South and North: 2 regions of coffee culture
That wave lasted until before 1975. In the North, commercial cafes serving the spirit of subsidies gradually became popular, or family cafes prepared by the owner himself and serve and then use their own name as the name of the shop such as Giang coffee, Lam coffee ... echoing once in the capital of a thousand years of civilization. In the South, gradually formed luxurious cafes that both harmonize European and American cultures and contain a liberal and honest spirit that is true to the nature of the people of the river.
2nd wave of coffee - toad cafe
After liberation, in the subsidy period, coffee was like a luxury drink and was banned from business. There are very few cafes in luxury places, but mainly shops sold on sidewalks, along the streets. The "traders" of coffee toad often operate quite secretly to still be able to supply the needs of followers who love street culture. In the 1980s and early 1990s, the backward economy turned to a market economy, which also led to an increase in demand for cheap coffee without worrying about the health of consumers. Many coffee establishments are ready to mix corn, burnt roasted soybeans and add chemical flavorings... to race for profits.
The period of "misunderstanding" about the taste of coffee
Consumers enjoy such coffee for a long time, leading to a misconception about the true taste of good coffee: dark black, bitter bitter, long-lasting aroma, thick, foamy.
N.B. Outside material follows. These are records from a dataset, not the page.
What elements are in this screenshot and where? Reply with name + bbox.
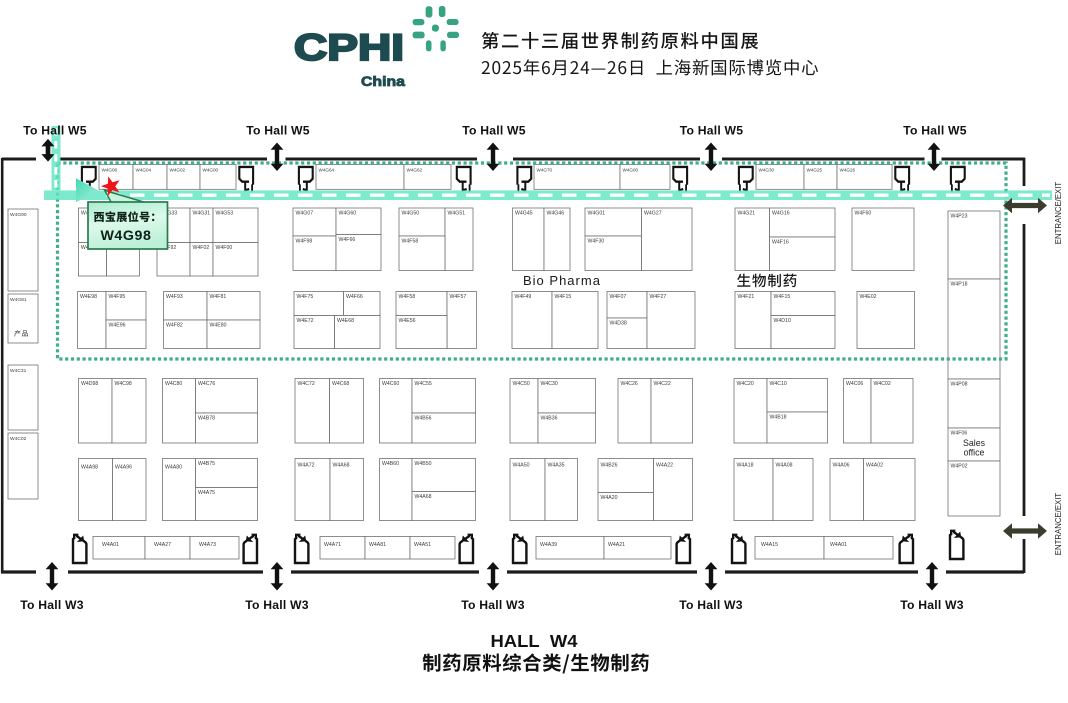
svg-text:To Hall W5: To Hall W5 [680,124,743,138]
svg-text:W4A73: W4A73 [199,542,216,548]
svg-text:W4G51: W4G51 [448,211,466,217]
svg-text:office: office [964,448,985,458]
svg-text:W4A80: W4A80 [165,465,182,471]
svg-text:W4F16: W4F16 [772,240,789,246]
svg-text:W4P18: W4P18 [951,282,968,288]
svg-text:To Hall W5: To Hall W5 [462,124,525,138]
svg-text:W4A71: W4A71 [324,542,341,548]
svg-text:W4F75: W4F75 [297,294,314,300]
svg-text:W4A96: W4A96 [115,465,132,471]
svg-text:W4F93: W4F93 [166,294,183,300]
svg-text:W4G02: W4G02 [170,168,186,173]
svg-text:W4G64: W4G64 [319,168,335,173]
svg-text:W4E98: W4E98 [80,294,97,300]
svg-text:W4C22: W4C22 [654,381,671,387]
svg-text:To Hall W3: To Hall W3 [461,598,524,612]
svg-text:W4F02: W4F02 [193,245,210,251]
svg-text:W4F15: W4F15 [555,294,572,300]
svg-text:W4A68: W4A68 [415,494,432,500]
svg-text:W4C06: W4C06 [846,381,863,387]
svg-text:W4G90: W4G90 [10,212,27,218]
svg-text:W4F95: W4F95 [109,294,126,300]
svg-text:W4G62: W4G62 [407,168,423,173]
svg-text:W4E02: W4E02 [860,294,877,300]
svg-text:W4F57: W4F57 [450,294,467,300]
svg-text:W4E72: W4E72 [297,318,314,324]
svg-text:W4G31: W4G31 [193,211,211,217]
svg-text:W4G00: W4G00 [203,168,219,173]
svg-text:W4C26: W4C26 [621,381,638,387]
svg-text:To Hall W3: To Hall W3 [900,598,963,612]
svg-text:W4F07: W4F07 [610,294,627,300]
svg-text:To Hall W5: To Hall W5 [903,124,966,138]
svg-text:W4F06: W4F06 [951,431,968,437]
svg-text:To Hall W5: To Hall W5 [246,124,309,138]
svg-text:W4G00: W4G00 [623,168,639,173]
svg-text:W4A08: W4A08 [776,463,793,469]
svg-text:W4A01: W4A01 [830,542,847,548]
svg-text:W4F98: W4F98 [296,239,313,245]
svg-text:W4P23: W4P23 [951,214,968,220]
svg-text:W4E96: W4E96 [109,323,126,329]
svg-text:W4A75: W4A75 [198,490,215,496]
svg-text:W4D38: W4D38 [610,321,627,327]
svg-text:W4B75: W4B75 [198,461,215,467]
svg-text:W4C72: W4C72 [298,381,315,387]
svg-text:W4A27: W4A27 [154,542,171,548]
svg-text:W4F21: W4F21 [738,294,755,300]
svg-text:W4D98: W4D98 [81,381,98,387]
svg-text:W4A06: W4A06 [833,463,850,469]
svg-text:W4A20: W4A20 [601,495,618,501]
svg-text:W4G81: W4G81 [10,297,27,303]
svg-text:W4G46: W4G46 [547,211,565,217]
svg-text:W4B36: W4B36 [541,416,558,422]
svg-text:To Hall W3: To Hall W3 [20,598,83,612]
svg-text:W4B26: W4B26 [601,463,618,469]
svg-text:W4C10: W4C10 [770,381,787,387]
svg-text:W4G30: W4G30 [759,168,775,173]
svg-text:W4A21: W4A21 [608,542,625,548]
svg-text:W4F58: W4F58 [402,239,419,245]
svg-text:W4G21: W4G21 [738,211,756,217]
svg-text:W4B60: W4B60 [382,461,399,467]
svg-text:W4A72: W4A72 [298,463,315,469]
svg-text:W4E80: W4E80 [210,323,227,329]
svg-text:W4E68: W4E68 [337,318,354,324]
svg-text:W4G98: W4G98 [100,228,151,244]
svg-text:W4C76: W4C76 [198,381,215,387]
svg-text:W4D10: W4D10 [774,318,791,324]
svg-text:W4C50: W4C50 [513,381,530,387]
svg-text:W4A02: W4A02 [866,463,883,469]
svg-text:China: China [361,74,406,89]
svg-text:W4F27: W4F27 [650,294,667,300]
svg-text:W4C60: W4C60 [382,381,399,387]
svg-text:HALL W4: HALL W4 [491,631,578,651]
svg-text:To Hall W5: To Hall W5 [23,124,86,138]
svg-text:W4F82: W4F82 [166,323,183,329]
svg-text:ENTRANCE/EXIT: ENTRANCE/EXIT [1054,493,1063,556]
svg-text:W4F00: W4F00 [216,245,233,251]
svg-text:W4G53: W4G53 [216,211,234,217]
svg-text:W4G06: W4G06 [102,168,118,173]
svg-text:To Hall W3: To Hall W3 [245,598,308,612]
svg-text:W4G45: W4G45 [515,211,533,217]
svg-text:W4G70: W4G70 [537,168,553,173]
svg-text:W4C20: W4C20 [737,381,754,387]
svg-text:W4A50: W4A50 [513,463,530,469]
svg-text:W4A98: W4A98 [81,465,98,471]
svg-text:To Hall W3: To Hall W3 [679,598,742,612]
svg-text:W4F15: W4F15 [774,294,791,300]
svg-text:W4A51: W4A51 [414,542,431,548]
svg-text:Bio Pharma: Bio Pharma [523,273,601,288]
svg-text:W4F81: W4F81 [210,294,227,300]
svg-text:W4A68: W4A68 [333,463,350,469]
svg-text:W4B18: W4B18 [770,415,787,421]
svg-text:W4E56: W4E56 [399,318,416,324]
svg-text:W4B78: W4B78 [198,416,215,422]
svg-text:W4G27: W4G27 [644,211,662,217]
svg-text:W4C31: W4C31 [10,368,27,374]
svg-text:W4F66: W4F66 [339,237,356,243]
svg-text:W4C02: W4C02 [10,436,27,442]
svg-text:W4A18: W4A18 [737,463,754,469]
svg-text:W4G50: W4G50 [402,211,420,217]
svg-text:W4C80: W4C80 [165,381,182,387]
svg-text:W4C55: W4C55 [415,381,432,387]
svg-text:W4G60: W4G60 [339,211,357,217]
svg-text:W4G26: W4G26 [840,168,856,173]
svg-text:W4F60: W4F60 [855,211,872,217]
svg-text:W4P02: W4P02 [951,464,968,470]
svg-text:W4A81: W4A81 [369,542,386,548]
svg-text:W4C30: W4C30 [541,381,558,387]
svg-text:Sales: Sales [963,438,986,448]
svg-text:W4G07: W4G07 [296,211,314,217]
svg-text:W4A39: W4A39 [540,542,557,548]
svg-text:W4A35: W4A35 [548,463,565,469]
svg-text:W4G16: W4G16 [772,211,790,217]
svg-text:W4F30: W4F30 [588,239,605,245]
svg-text:CPHI: CPHI [294,27,404,68]
svg-text:W4F66: W4F66 [346,294,363,300]
svg-text:W4G01: W4G01 [588,211,606,217]
svg-text:W4A15: W4A15 [761,542,778,548]
svg-text:W4C98: W4C98 [115,381,132,387]
svg-text:W4G25: W4G25 [807,168,823,173]
svg-text:W4F49: W4F49 [515,294,532,300]
svg-text:W4B50: W4B50 [415,461,432,467]
svg-text:ENTRANCE/EXIT: ENTRANCE/EXIT [1054,182,1063,245]
svg-text:W4F58: W4F58 [399,294,416,300]
svg-text:W4P08: W4P08 [951,382,968,388]
svg-text:W4G04: W4G04 [136,168,152,173]
svg-text:W4A22: W4A22 [656,463,673,469]
svg-text:W4C02: W4C02 [874,381,891,387]
svg-text:W4C68: W4C68 [332,381,349,387]
svg-text:W4A01: W4A01 [102,542,119,548]
svg-text:W4B56: W4B56 [415,416,432,422]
Meanwhile, the shops take advantage of the available street corner sidewalks and spontaneously become "coffee toads" and gradually gain widespread support.
Like returning to the starting line, overcoming the distinction of class and level, from students, students to officials and civil servants, from workers to writers and artists, everyone can have fun and chat. coffee cup story. It can be said that Vietnamese coffee in this period, in addition to providing an awakening for a nation after the war, was also the glue that held the hearts of those once in a while.